If the temperature of the water within the tank is below 212 degrees, the main concern is scalding and severe burns. However, if the water temperature rises above 212 degrees the water will turn into steam.
Steam takes up 1,700 times more space than water, which increases the pressure within the tank to a point where it must be relieved or it could explode. If the T&P Valve does not properly activate, the water heater tank can burst.
CAUTION: If you ever turn on your faucet and have steam instead of hot water and/or your T&P Valve is releasing steam or water, immediately SHUT OFF the fuel source to your hot water heater.
If your water heater is electric, turn off the circuit breaker. If it is gas, close the gas valve. Then call a professional plumber.
- NEVER try to relieve the pressure yourself. Stay far away from the water heater!
- NEVER add cool water to the tank or spray the tank with a hose.

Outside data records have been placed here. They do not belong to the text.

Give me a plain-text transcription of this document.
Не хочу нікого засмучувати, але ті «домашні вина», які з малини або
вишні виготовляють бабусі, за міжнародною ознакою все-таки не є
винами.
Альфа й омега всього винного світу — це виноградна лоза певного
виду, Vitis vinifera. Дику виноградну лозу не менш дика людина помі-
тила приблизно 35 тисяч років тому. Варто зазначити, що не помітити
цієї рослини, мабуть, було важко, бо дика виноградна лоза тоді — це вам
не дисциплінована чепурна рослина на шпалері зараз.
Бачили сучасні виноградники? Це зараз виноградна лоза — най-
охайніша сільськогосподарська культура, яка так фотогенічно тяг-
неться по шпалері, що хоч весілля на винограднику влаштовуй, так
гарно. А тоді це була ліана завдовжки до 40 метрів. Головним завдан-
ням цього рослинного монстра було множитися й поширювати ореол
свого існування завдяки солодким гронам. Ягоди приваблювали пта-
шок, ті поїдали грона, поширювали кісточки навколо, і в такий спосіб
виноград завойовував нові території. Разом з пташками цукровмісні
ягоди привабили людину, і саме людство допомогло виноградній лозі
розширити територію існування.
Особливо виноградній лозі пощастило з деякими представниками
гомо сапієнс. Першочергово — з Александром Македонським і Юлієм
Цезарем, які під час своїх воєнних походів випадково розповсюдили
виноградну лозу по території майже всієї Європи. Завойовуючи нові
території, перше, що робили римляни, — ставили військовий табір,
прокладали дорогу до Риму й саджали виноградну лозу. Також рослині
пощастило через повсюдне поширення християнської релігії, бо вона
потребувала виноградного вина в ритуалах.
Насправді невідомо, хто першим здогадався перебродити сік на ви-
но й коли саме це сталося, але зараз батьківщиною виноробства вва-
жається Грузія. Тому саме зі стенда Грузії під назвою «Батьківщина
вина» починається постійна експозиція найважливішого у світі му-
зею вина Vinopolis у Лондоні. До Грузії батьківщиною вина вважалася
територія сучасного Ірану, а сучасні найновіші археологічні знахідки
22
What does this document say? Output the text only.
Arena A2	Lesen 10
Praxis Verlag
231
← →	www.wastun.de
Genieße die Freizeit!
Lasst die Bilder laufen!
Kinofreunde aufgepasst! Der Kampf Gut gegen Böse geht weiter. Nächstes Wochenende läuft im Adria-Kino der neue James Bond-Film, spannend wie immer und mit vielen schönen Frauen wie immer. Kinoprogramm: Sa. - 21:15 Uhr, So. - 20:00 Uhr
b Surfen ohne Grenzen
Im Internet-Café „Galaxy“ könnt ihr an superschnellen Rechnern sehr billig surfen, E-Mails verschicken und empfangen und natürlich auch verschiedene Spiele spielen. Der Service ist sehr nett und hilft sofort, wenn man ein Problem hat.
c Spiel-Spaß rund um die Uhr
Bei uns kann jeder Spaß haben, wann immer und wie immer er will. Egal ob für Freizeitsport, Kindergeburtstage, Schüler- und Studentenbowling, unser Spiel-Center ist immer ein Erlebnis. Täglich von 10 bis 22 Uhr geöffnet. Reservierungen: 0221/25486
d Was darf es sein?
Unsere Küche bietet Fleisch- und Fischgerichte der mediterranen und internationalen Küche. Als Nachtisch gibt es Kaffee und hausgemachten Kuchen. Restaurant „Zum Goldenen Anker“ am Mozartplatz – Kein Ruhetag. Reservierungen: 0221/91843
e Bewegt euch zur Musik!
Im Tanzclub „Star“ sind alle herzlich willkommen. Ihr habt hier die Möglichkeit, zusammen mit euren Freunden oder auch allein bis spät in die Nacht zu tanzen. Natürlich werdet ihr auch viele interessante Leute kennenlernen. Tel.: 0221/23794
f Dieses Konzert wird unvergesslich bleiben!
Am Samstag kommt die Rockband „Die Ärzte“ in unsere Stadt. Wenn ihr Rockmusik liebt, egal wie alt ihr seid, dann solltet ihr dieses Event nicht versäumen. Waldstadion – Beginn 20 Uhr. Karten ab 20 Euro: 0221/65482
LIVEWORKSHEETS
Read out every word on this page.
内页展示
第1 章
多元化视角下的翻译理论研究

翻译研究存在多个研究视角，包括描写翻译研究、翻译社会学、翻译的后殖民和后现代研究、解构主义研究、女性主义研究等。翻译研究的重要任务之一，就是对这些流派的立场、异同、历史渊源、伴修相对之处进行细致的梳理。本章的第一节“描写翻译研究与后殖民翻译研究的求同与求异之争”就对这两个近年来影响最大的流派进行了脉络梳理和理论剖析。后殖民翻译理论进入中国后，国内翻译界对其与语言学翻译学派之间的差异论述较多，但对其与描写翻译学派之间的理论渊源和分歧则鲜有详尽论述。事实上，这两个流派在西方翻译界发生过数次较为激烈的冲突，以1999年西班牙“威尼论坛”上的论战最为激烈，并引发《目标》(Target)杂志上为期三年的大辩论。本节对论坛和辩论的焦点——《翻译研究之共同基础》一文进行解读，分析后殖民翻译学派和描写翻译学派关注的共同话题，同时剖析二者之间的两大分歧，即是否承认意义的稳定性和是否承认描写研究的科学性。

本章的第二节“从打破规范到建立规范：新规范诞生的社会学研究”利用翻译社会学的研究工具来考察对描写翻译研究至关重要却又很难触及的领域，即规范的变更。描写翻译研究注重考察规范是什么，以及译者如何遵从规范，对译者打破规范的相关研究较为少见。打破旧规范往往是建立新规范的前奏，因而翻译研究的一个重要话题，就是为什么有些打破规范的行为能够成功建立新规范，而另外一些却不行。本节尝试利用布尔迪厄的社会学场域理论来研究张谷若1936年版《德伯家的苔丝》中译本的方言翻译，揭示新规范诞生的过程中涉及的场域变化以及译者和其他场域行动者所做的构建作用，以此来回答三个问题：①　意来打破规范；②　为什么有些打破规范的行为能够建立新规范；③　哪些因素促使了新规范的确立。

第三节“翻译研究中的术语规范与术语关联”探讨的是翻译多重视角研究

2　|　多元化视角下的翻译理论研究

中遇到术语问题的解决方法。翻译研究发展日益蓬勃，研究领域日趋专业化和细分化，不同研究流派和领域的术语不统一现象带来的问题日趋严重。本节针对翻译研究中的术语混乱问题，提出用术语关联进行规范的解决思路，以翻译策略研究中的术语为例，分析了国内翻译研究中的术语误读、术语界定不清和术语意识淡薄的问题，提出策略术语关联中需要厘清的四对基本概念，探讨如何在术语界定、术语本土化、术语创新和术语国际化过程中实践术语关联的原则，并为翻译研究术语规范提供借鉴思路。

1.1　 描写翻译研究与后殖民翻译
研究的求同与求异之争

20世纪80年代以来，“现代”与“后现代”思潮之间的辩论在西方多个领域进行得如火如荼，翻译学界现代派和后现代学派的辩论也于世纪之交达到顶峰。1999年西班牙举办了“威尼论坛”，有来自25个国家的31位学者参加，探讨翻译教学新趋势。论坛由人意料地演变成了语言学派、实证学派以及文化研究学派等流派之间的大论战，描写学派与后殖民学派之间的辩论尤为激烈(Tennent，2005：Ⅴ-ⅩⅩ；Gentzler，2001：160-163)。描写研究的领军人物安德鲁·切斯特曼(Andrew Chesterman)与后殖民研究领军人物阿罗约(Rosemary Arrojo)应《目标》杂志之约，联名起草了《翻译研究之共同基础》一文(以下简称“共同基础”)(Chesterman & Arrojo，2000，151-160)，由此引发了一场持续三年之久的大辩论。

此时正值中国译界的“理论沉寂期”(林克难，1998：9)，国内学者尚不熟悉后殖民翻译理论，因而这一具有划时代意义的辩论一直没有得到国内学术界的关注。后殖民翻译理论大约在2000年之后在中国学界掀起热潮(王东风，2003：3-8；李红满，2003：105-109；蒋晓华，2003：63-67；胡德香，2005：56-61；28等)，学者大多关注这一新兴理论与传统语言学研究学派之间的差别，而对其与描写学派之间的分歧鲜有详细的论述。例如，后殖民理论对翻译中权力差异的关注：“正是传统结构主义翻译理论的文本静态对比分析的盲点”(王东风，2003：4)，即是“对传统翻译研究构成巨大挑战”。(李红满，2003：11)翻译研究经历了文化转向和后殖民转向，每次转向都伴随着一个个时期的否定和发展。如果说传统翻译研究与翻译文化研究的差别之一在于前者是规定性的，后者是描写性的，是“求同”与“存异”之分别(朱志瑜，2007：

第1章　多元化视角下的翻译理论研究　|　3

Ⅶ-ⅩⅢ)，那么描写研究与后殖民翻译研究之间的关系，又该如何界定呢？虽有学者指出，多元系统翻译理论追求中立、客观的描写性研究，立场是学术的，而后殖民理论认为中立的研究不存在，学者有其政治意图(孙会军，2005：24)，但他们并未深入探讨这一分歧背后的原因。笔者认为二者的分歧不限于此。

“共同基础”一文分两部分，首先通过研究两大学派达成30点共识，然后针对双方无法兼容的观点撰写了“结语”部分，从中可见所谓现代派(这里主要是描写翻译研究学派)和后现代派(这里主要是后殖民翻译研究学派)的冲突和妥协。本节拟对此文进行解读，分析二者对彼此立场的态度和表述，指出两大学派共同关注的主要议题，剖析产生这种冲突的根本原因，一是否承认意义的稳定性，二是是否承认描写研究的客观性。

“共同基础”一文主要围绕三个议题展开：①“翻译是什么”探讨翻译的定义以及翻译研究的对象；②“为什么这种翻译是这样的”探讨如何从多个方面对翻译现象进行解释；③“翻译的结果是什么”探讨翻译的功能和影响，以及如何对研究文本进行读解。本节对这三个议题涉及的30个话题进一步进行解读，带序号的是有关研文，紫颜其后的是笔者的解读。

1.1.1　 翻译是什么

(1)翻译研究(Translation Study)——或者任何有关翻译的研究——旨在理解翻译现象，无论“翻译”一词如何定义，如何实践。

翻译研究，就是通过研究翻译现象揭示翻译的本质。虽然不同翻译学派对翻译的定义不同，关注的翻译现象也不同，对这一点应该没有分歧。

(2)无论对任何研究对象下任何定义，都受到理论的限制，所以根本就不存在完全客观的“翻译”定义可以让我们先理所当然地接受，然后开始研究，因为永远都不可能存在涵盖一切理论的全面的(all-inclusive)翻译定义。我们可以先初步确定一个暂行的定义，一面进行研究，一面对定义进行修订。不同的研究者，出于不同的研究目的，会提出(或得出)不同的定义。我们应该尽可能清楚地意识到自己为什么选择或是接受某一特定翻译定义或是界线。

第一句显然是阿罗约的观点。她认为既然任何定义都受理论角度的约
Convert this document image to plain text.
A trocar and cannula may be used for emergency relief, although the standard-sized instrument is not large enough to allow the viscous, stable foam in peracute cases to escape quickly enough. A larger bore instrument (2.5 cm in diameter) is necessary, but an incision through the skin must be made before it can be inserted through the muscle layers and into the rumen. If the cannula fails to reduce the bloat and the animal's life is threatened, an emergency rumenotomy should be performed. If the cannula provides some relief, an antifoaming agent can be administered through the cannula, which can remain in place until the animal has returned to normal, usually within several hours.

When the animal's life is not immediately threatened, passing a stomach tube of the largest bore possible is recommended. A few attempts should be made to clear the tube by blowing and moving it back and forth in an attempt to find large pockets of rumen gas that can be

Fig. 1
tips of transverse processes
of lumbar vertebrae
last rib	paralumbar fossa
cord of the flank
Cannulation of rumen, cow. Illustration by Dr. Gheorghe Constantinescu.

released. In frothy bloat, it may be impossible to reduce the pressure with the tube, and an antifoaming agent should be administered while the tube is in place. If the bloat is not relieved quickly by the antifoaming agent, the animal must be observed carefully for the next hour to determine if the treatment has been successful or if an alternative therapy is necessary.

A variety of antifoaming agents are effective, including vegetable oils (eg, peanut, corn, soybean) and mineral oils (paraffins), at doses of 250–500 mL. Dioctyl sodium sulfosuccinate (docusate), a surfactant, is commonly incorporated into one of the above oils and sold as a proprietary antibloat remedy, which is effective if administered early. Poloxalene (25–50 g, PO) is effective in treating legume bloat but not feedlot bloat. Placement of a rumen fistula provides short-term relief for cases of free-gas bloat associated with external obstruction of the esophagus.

- ALWAYS allow the water heater to cool naturally.
Hot water heaters are an important appliance within the home, and by taking a few precautions, you'll be able to keep your home safe from many unforeseen dangers.
- Gas water heaters installed in a garage should be raised so that their pilot light is 18" above the floor.
- Use caution when using flammable liquids or aerosol bug bombs when you have a gas water heater. Always extinguish the pilot light first.
- Secure your hot water heater with earthquake straps, even if they are not required in your area.
- When insulating pipe wrap is used on a gas water heater, be sure that its not within 6-inches of the flue exhaust or draft hood.
- The vent system should be the same diameter as the water heater's draft diverter. It should not have any dips and go straight up and outside.
- Keep dust, paper and other combustibles away from your water heater.
- Install an automatic gas shutoff valve to stop the flow of gas in case there's ever a dramatic increase in gas pressure or an earthquake.
- Install a carbon monoxide detector within 15 to 20 feet from your gas powered water heater.